Zumal auch mein Midi schon sehr entschieden einen Hoodie aus dem coolen Stoff eingefordert hat. Die Kombi aus Schwarz mit den leuchtenden Farben gefällt eben auch großen Kinder.




Vorbestellen könnt Ihr den wunderbaren Stoff hier.


Und wenn Ihr mehr über das Schicksal der Familie nachlesen wollt, könnt Ihr das im wunderbaren Blog "Außer Dienst" von Uwe Klein.

Dieser Beitrag enthält liebevolle Werbung.

PS:  Der Schnitt ist übrigens der wunderbare Ferdinand von Rosarosa.

Freitag, 23. Februar 2018

Die Adler fliegen hoch: Nanuk und Vanja

Hallo Ihr Lieben,
da sind meine zwei Super-Rabauken wieder im Einsatz. Da Brüder-Partnerlook hier gerade sehr groß im Kurs steht, habe ich meine zwei Kleinen mal wieder benäht.




Etwas Panik habe ich ja immer vor dem Moment der Stoffverteilung: Wer möchte welche Farbe? Aber hier war beiden sofort klar, für welchen Farbton ihr Herz schlägt. Der Kleine wollte unbedingt das tolle Petrolblau, der Midi stand dagegen auf den Grauton. Uff, erste Klippe umschifft.




Auch beim Rest waren sie sich schnell einig. Möglichst schlicht sollten die Hoodies sein, sollten doch die schönen "Seahawks" des Mies&Moos-Jerseys  aus dem Glückpunkt-Shop wirken.

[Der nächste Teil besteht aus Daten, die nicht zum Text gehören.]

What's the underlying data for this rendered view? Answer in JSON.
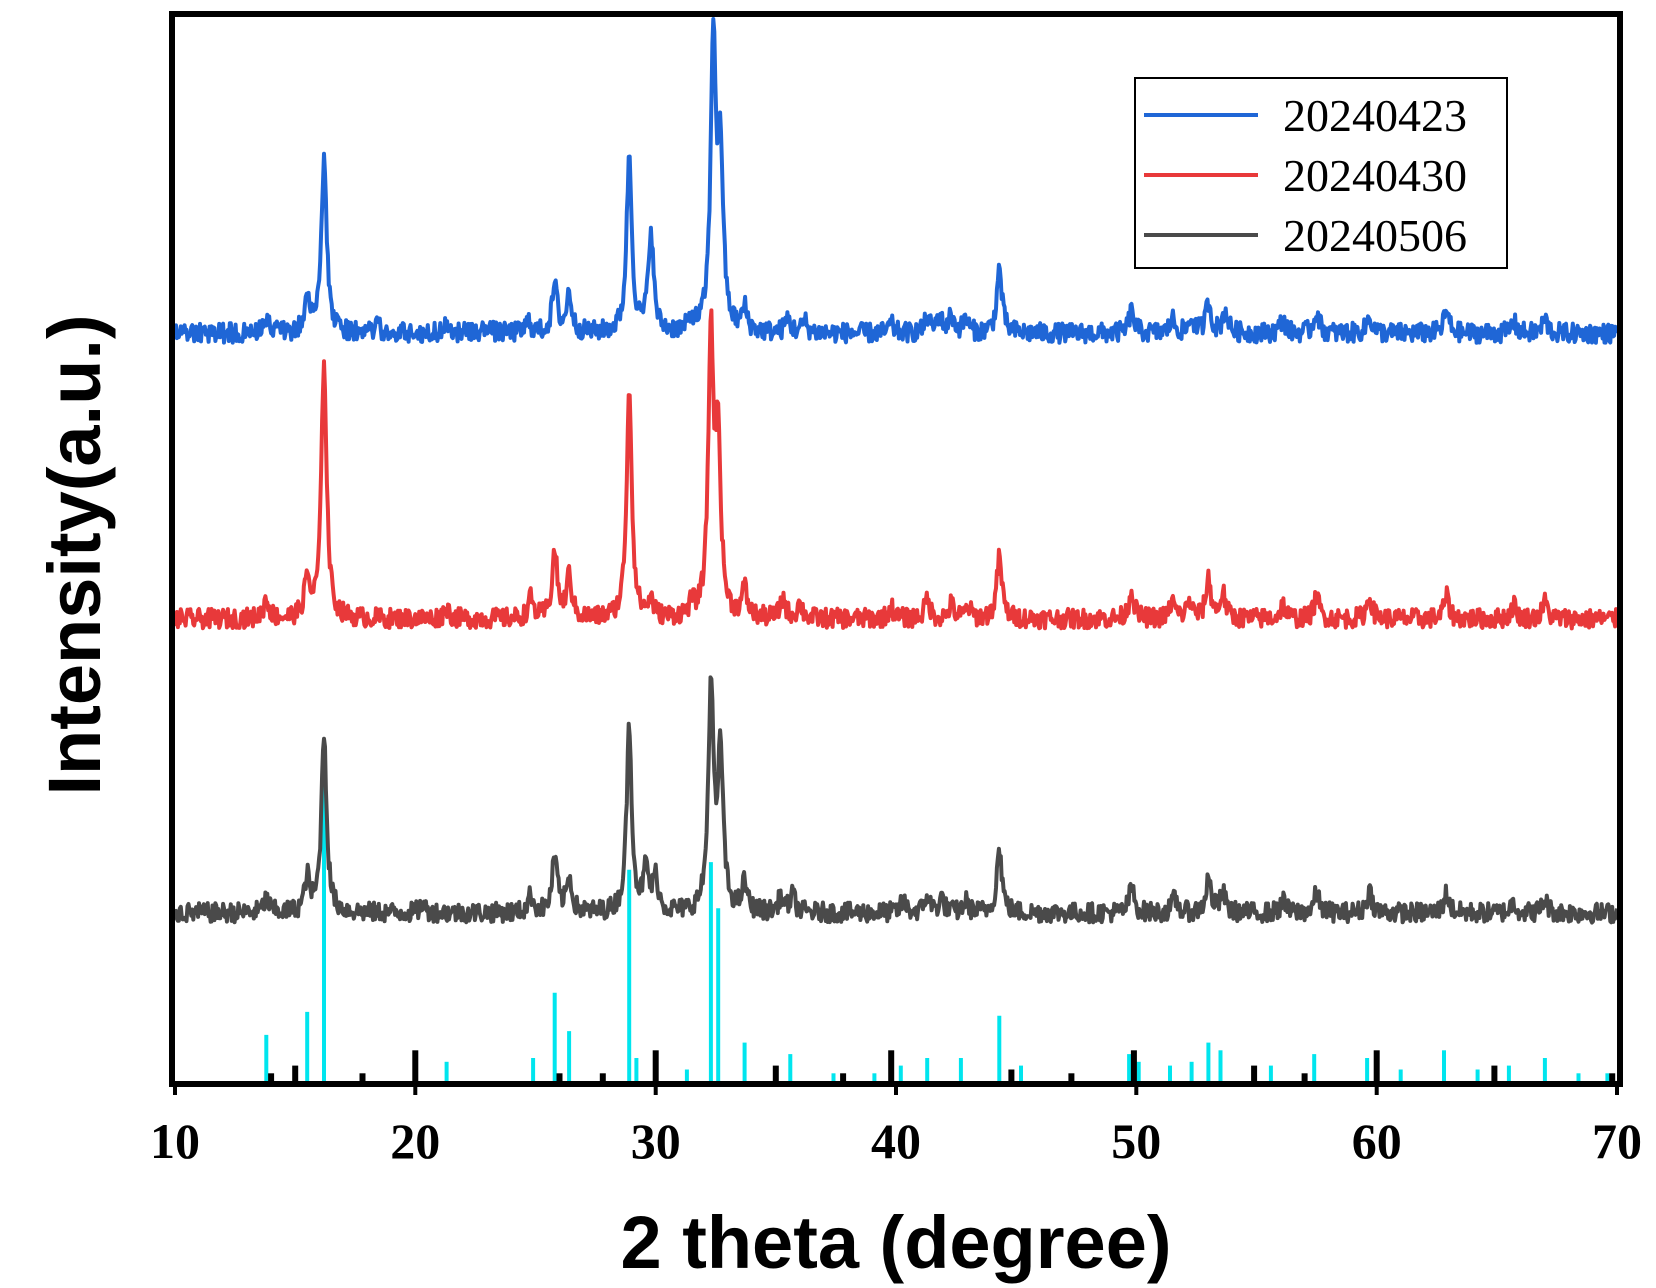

Der Kleine orderte eine Kapuze, der Midi einen möglichst kuscheligen Kragen. Auch wenn ich gestehe, dass ich es hier mit meinem Wunsch nach etwas mehr Stand für den Jersey wohl doch zu gut gemeint habe. Eine Lage H630 hätte es wohl auch getan. Aber dem Midi gefällt es.




Genäht habe ich also einen Nanuk und eine Vanja von Meine Herzenswelt. Ich bin ja bekennender Meine Herzenswelt-Junkie. Auch wenn ich in den letzten Wochen mein Hoodie-Repertoire mal wieder um einige Modelle erweitert habe.




Aber meine Jungs gefallen mir halt einfach sehr in den Schnitten der lieben Ilona. Lässig, sportlich und doch immer irgendwie besonders.




Aktuell verabreden sich die beiden übrigens fast jeden Nachmittag zum Spielen. Dass sie dafür mittlerweile fast unser gesamtes Wohnzimmer mit ihren kleinen Lego-Männchen in Beschlag nehmen, ich kann es verschmerzen.




Zu niedlich ist es ihren Absprachen beim Spielen zuzuhören: "Könntest du mir diesen Klon geben? Ja, das ist aber wirklich sehr großzügig von dir. Dafür gebe ich dir dann ....".




Und hat der Kleine dann doch mal eine Verabredung mit ein paar Mädchen (Ihr wisst ja, der Womanizer der Familie), bringt ihn der Bruder zum vereinbarten Treffpunkt und passt dort auch gut auf ihn auf. Wollten die Viertklässlerinnen den Kleinen doch animieren, mit ihnen auf ein Hüttendach zu klettern. Da hat der Midi dann sofort interveniert.




Wie gesagt, im Moment ist es megarelaxed bei uns, wenn die beiden Kleinen zusammen aktiv sind. Man könnte tatsächlich ganz entspannt dabei nähen, während sie spielen. Habe ich heute auch tatsächlich mal wieder gemacht. Zum ersten Mal in dieser Woche übrigens. Auch wenn mir das mal wieder niemand glaubt.




Und ich weise darauf hin, dass wir schon Wochenende haben...




Richtig weit bin ich mit meiner Näherei allerdings nicht gekommen. Es war einfach zu lustig, die Beiden beim Spielen zu beobachten. Einer der seltenen Momente im Mutterleben, an denen man denkt, dass man alles richtig gemacht hat.




Ich neige ja ansonsten zum Dauerzweifel an meinen pädagogischen Fähigkeiten. Aber wie gesagt, im Augenblick genieße ich die Entspannung.




Und Euch wünsche ich ein wunderschönes Wochenende... Macht es euch fein.